We need to eliminate the pairs that are not coprime to ensure we don't get a contradiction (otherwise no such solution can exist).
To check this, we must ensure that if $x \equiv a \mod{m}$ and $x \equiv b \mod{n}$, then $a \equiv b \mod{\gcd(m,n)}$.
This means that asking that $x \equiv 1 \mod{2}$ and $x \equiv 1 \mod{4}$ is fine since $1 \equiv 1 \mod{2}$, whereas if we required $x \equiv 2 \mod{4}$ instead, then this is not true meaning no such solution can exist.
If these conditions are all compatible then we can get a solution modulo the lowest common multiple of all these numbers.
To do this, note that by Chinese Remainder Theorem (CRT), if $x \equiv a \mod{mn}$, where $\gcd(m,n)=1$, then this is equivalent to requiring that $x \equiv a \mod{m}$ and $x \equiv a \mod{n}$.
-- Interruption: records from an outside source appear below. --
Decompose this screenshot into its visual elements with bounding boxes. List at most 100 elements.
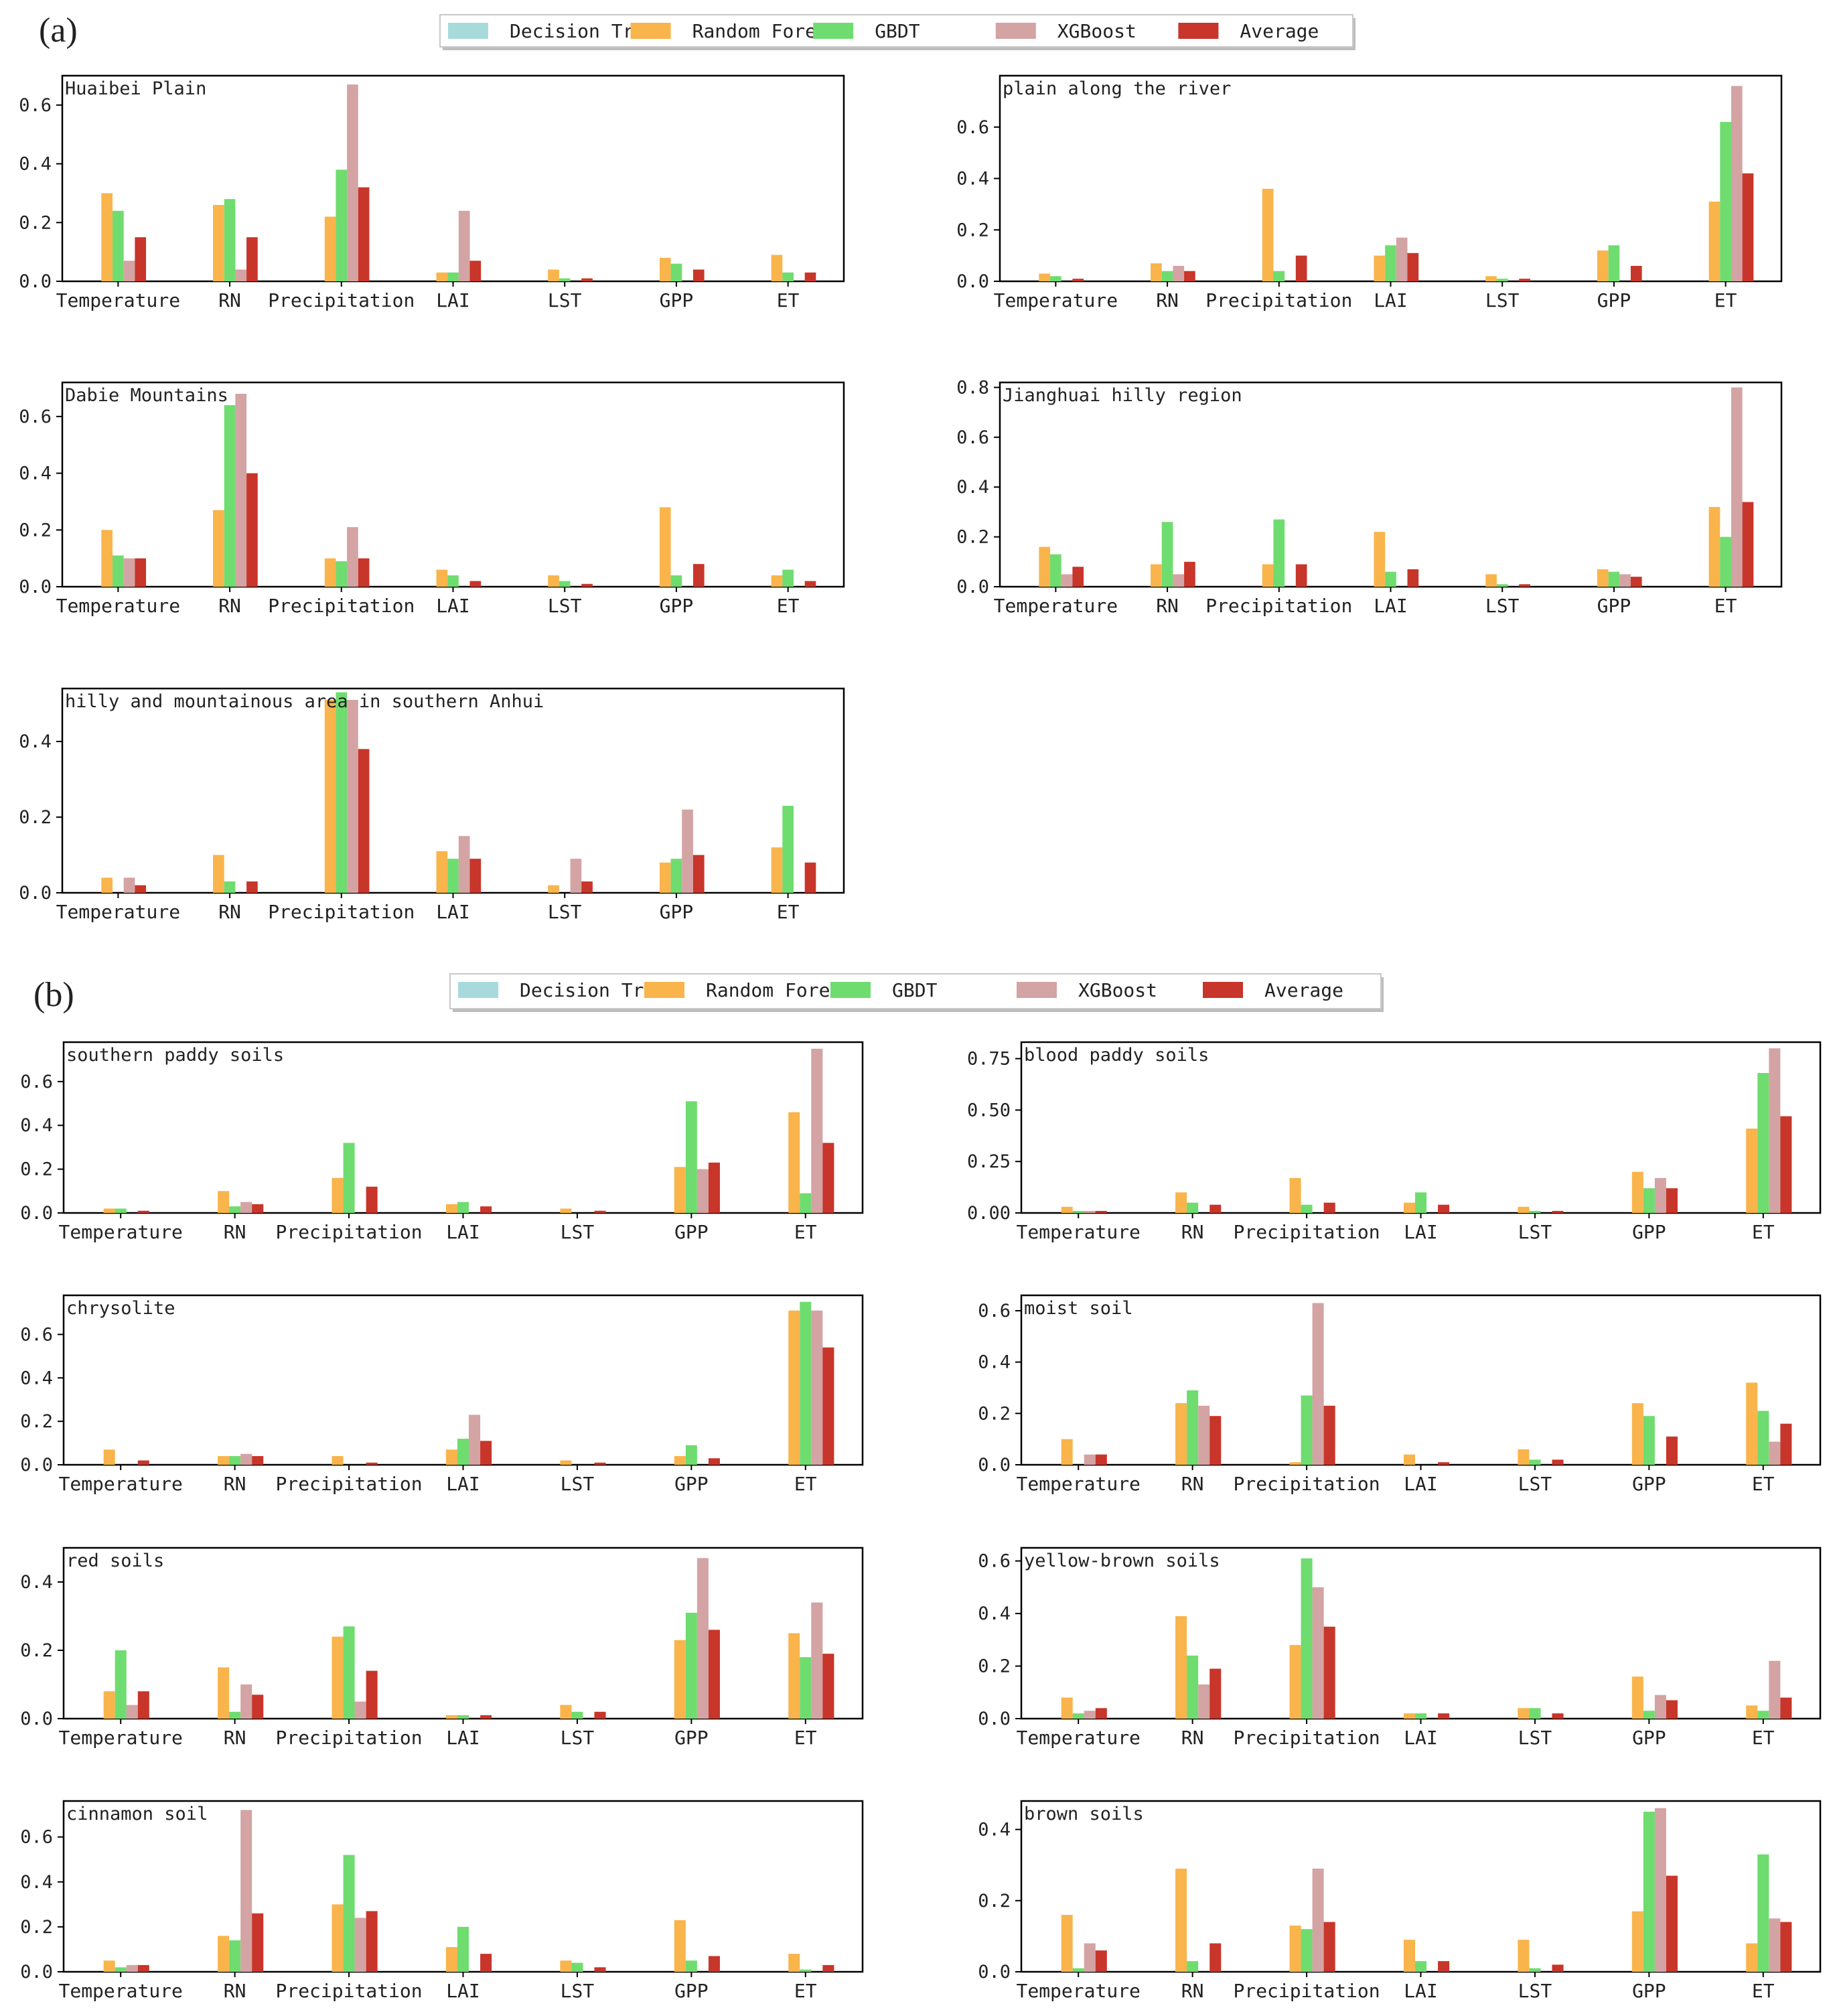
bar: [1529, 1459, 1541, 1465]
x-tick-label: ET: [794, 1980, 817, 2002]
y-tick-label: 0.2: [20, 1640, 53, 1661]
bar: [1630, 265, 1642, 281]
bar: [343, 1855, 355, 1972]
bar: [354, 1918, 366, 1972]
x-tick-label: ET: [794, 1727, 817, 1749]
y-tick-label: 0.4: [20, 1872, 53, 1893]
bar: [354, 1701, 366, 1719]
bar: [336, 561, 348, 587]
bar: [1050, 276, 1061, 281]
bar: [240, 1453, 252, 1465]
chart-panel-8: 0.0 0.2 0.4 0.6 Temperature RN Precipitation LA…: [978, 1294, 1822, 1495]
x-tick-label: Precipitation: [1233, 1221, 1380, 1243]
bar: [685, 1101, 697, 1213]
bar: [548, 885, 559, 893]
legend-a-swatch-0: [448, 23, 488, 39]
y-tick-label: 0.6: [956, 117, 989, 138]
x-tick-label: Temperature: [1016, 1473, 1140, 1495]
bar: [324, 216, 336, 281]
bar: [1175, 1616, 1187, 1719]
chart-panel-4: 0.0 0.2 0.4 Temperature RN Precipitation LAI LS…: [19, 687, 845, 923]
panel-title: chrysolite: [66, 1298, 175, 1319]
x-tick-label: LAI: [1404, 1980, 1438, 2002]
y-tick-label: 0.6: [19, 95, 52, 116]
y-tick-label: 0.0: [956, 271, 989, 292]
bar: [822, 1347, 834, 1465]
x-tick-label: Temperature: [1016, 1980, 1140, 2002]
bar: [324, 699, 336, 893]
bar: [1414, 1192, 1427, 1213]
bar: [1209, 1943, 1222, 1972]
bar: [1289, 1462, 1301, 1465]
bar: [674, 1456, 686, 1465]
bar: [1374, 532, 1386, 587]
bar: [1039, 273, 1051, 281]
x-tick-label: RN: [224, 1473, 246, 1495]
bar: [137, 1210, 149, 1213]
bar: [436, 569, 448, 587]
bar: [685, 1612, 697, 1719]
y-tick-label: 0.6: [19, 407, 52, 427]
x-tick-label: ET: [1752, 1980, 1775, 2002]
bar: [458, 210, 470, 281]
bar: [1780, 1423, 1792, 1465]
bar: [1769, 1918, 1781, 1972]
bar: [1654, 1808, 1666, 1972]
x-tick-label: GPP: [674, 1727, 709, 1749]
bar: [1496, 584, 1508, 587]
x-tick-label: RN: [218, 901, 241, 923]
bar: [480, 1954, 492, 1972]
bar: [804, 862, 816, 893]
chart-panels: 0.0 0.2 0.4 0.6 Temperature RN Precipitation LA…: [19, 74, 1822, 2002]
bar: [1301, 1204, 1313, 1213]
bar: [548, 269, 559, 281]
bar: [771, 847, 783, 893]
bar: [115, 1967, 127, 1972]
bar: [436, 272, 448, 281]
bar: [692, 564, 705, 587]
bar: [581, 881, 593, 893]
bar: [1597, 250, 1609, 281]
y-tick-label: 0.0: [19, 883, 52, 904]
bar: [771, 255, 783, 281]
y-tick-label: 0.4: [19, 463, 52, 484]
chart-panel-3: 0.0 0.2 0.4 0.6 0.8 Temperature RN Precipitatio…: [956, 377, 1783, 617]
bar: [1312, 1587, 1324, 1719]
bar: [548, 575, 559, 587]
bar: [1631, 1911, 1643, 1972]
x-tick-label: LST: [548, 289, 582, 311]
x-tick-label: RN: [1181, 1727, 1204, 1749]
bar: [708, 1458, 720, 1465]
bar: [1746, 1943, 1758, 1972]
y-tick-label: 0.0: [20, 1709, 53, 1729]
x-tick-label: LST: [561, 1473, 595, 1495]
y-tick-label: 0.4: [956, 477, 989, 498]
bar: [1072, 1713, 1084, 1719]
x-tick-label: GPP: [1632, 1473, 1666, 1495]
bar: [224, 881, 236, 893]
bar: [246, 237, 258, 281]
bar: [560, 1208, 572, 1213]
bar: [581, 278, 593, 281]
bar: [113, 555, 124, 587]
bar: [366, 1186, 378, 1213]
x-tick-label: Temperature: [56, 289, 180, 311]
y-tick-label: 0.4: [956, 169, 989, 190]
bar: [336, 692, 348, 893]
bar: [366, 1462, 378, 1465]
x-tick-label: Temperature: [994, 289, 1118, 311]
bar: [1643, 1811, 1655, 1972]
bar: [1720, 536, 1731, 587]
bar: [771, 575, 783, 587]
bar: [103, 1960, 115, 1972]
bar: [1072, 1210, 1084, 1213]
bar: [1519, 279, 1530, 281]
y-tick-label: 0.6: [978, 1301, 1011, 1321]
x-tick-label: LST: [1518, 1221, 1552, 1243]
panel-title: brown soils: [1024, 1804, 1144, 1824]
bar: [1608, 571, 1620, 587]
x-tick-label: RN: [218, 289, 241, 311]
bar: [1403, 1713, 1415, 1719]
bar: [800, 1301, 812, 1465]
x-tick-label: GPP: [660, 595, 694, 617]
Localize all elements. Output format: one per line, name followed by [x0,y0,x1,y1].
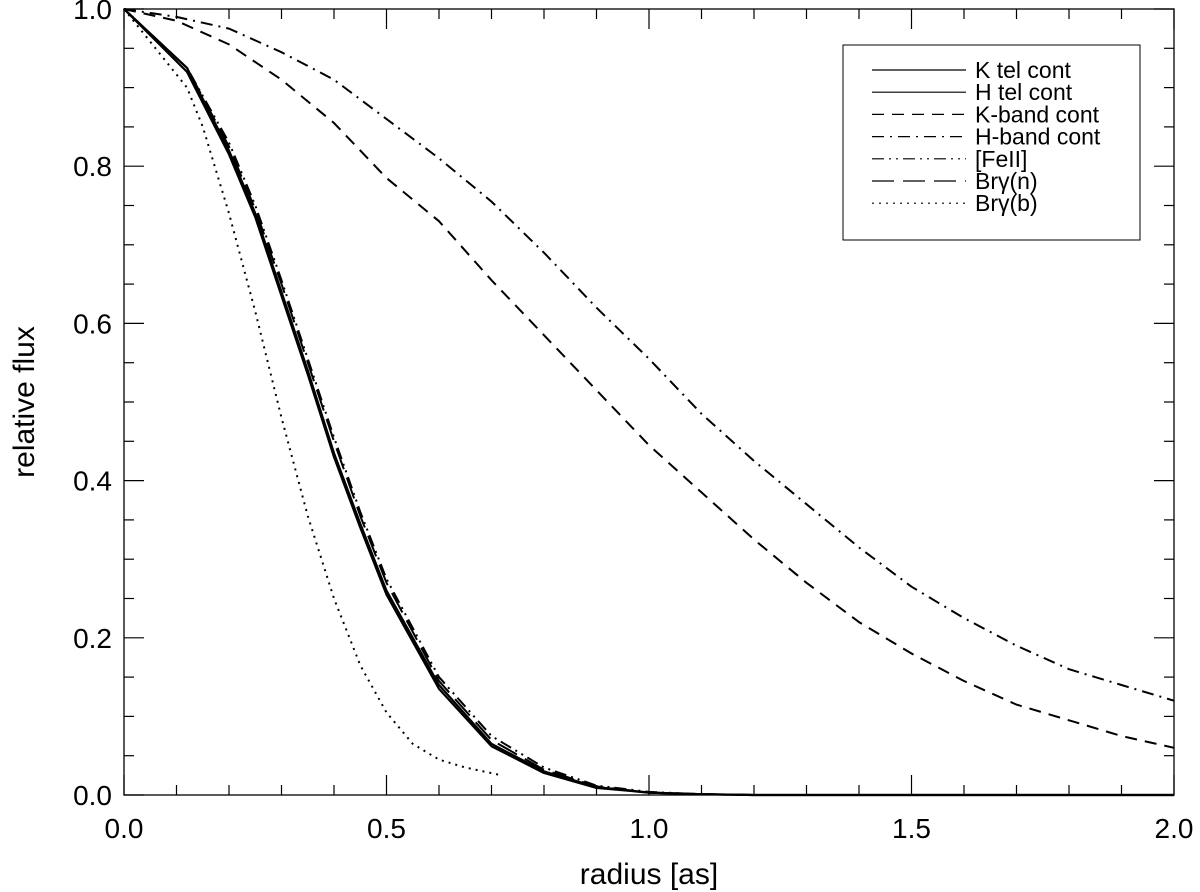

Repeating this, we can assume $m$, $n$ are prime powers. If we haven't checked compatibility yet, we can do at this point as it will be quite straightforward. Assuming they are, if we have a congruence condition modulo $p^m$, we can eliminate any other congruence condition modulo $p^n$ for any $n<m$.
Now all our moduli will be coprime and we can now apply CRT again to get a solution (although we may have more equations than we started with).
In your example, splitting each congruence into prime powers we have:
\begin{eqnarray}
&x& \equiv 1 \mod{2}, \\
&x& \equiv 1 \mod{3}, \\
&x& \equiv 1 \mod{4}, \\
&x& \equiv 1 \mod{5}, \\
&x& \equiv 1 \mod{2} \mbox{ and } x \equiv 1 \mod{3}.
\end{eqnarray}
Now we may remove the last line since these conditions already appear. The only other check we need to make is the congruences for $2$ and $4$. Now these are compatible so we remove the first condition. This leaves us with the conditions
\begin{eqnarray}
&x& \equiv 1 \mod{3}, \\
&x& \equiv 1 \mod{4}, \\
&x& \equiv 1 \mod{5}. \\
\end{eqnarray}
Now all the moduli are coprime so by CRT we find the solution is $x \equiv 1 \mod{60}$.